The group meets via telephone each week on Wednesdays and Fridays from 2 to 3 p.m. The dial-in number is (312) 535-8110, and the access code to join the call is 928 919 117.

Each call-in group is co-facilitated by two licensed Rush social workers and is available for free to Rush patients, their families and community members.

Another support group is the CHEE Facebook page, which shares community events and resources that residents will find supportive during this time

Homeless COVID-19 Coalition

To learn more about how Rush along with other Chicago hospitals and community outreach organizations are supporting the homeless, please read “Rush Health Equity Expertise Prepares Homeless, A Safe Haven for COVID Response” and “Rush Leads Partnership to Protect the Homeless During COVID-19."

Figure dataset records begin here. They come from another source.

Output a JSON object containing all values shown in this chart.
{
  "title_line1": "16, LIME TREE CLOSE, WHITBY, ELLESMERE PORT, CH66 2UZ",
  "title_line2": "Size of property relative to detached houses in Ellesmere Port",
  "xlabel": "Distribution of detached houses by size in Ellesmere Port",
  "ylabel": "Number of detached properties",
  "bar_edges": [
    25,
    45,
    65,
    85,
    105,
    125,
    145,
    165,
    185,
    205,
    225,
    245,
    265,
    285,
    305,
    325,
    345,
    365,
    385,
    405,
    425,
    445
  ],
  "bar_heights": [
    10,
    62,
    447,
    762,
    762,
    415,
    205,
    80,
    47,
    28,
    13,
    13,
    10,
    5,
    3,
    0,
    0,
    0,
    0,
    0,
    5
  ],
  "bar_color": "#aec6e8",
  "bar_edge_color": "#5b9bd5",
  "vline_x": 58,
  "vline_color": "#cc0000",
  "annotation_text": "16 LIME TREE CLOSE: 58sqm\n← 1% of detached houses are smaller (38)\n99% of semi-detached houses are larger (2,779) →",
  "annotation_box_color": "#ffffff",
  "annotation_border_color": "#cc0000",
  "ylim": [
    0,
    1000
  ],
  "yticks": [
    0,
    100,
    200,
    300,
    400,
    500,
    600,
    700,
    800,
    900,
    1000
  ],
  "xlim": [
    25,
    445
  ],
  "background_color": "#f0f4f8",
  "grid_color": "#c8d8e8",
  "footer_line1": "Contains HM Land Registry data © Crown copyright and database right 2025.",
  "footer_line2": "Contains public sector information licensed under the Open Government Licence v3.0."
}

COVID-19 Community Response Playbook

Many organizations that regularly support communities are trying to navigate unchartered and incredibly challenging territory during this health crisis. With so many areas across the Rush system cross-collaborating to develop solutions to ensure our communities remain safe, it only made sense to create a guidebook on how to effectively respond to the community as an organization.

The Community Command Center team has just completed this guidebook, which is available on the Medical Center's website.

“Although Rush has deep connections with community partners and residents and has already made commitments to the West Side through our Anchor Mission Strategy, there's still more work to be done," Hightower says. “This pandemic lets us know we have to build even stronger connections by investing more time in the people who live in our most vulnerable areas. That's the way forward. We really are better together."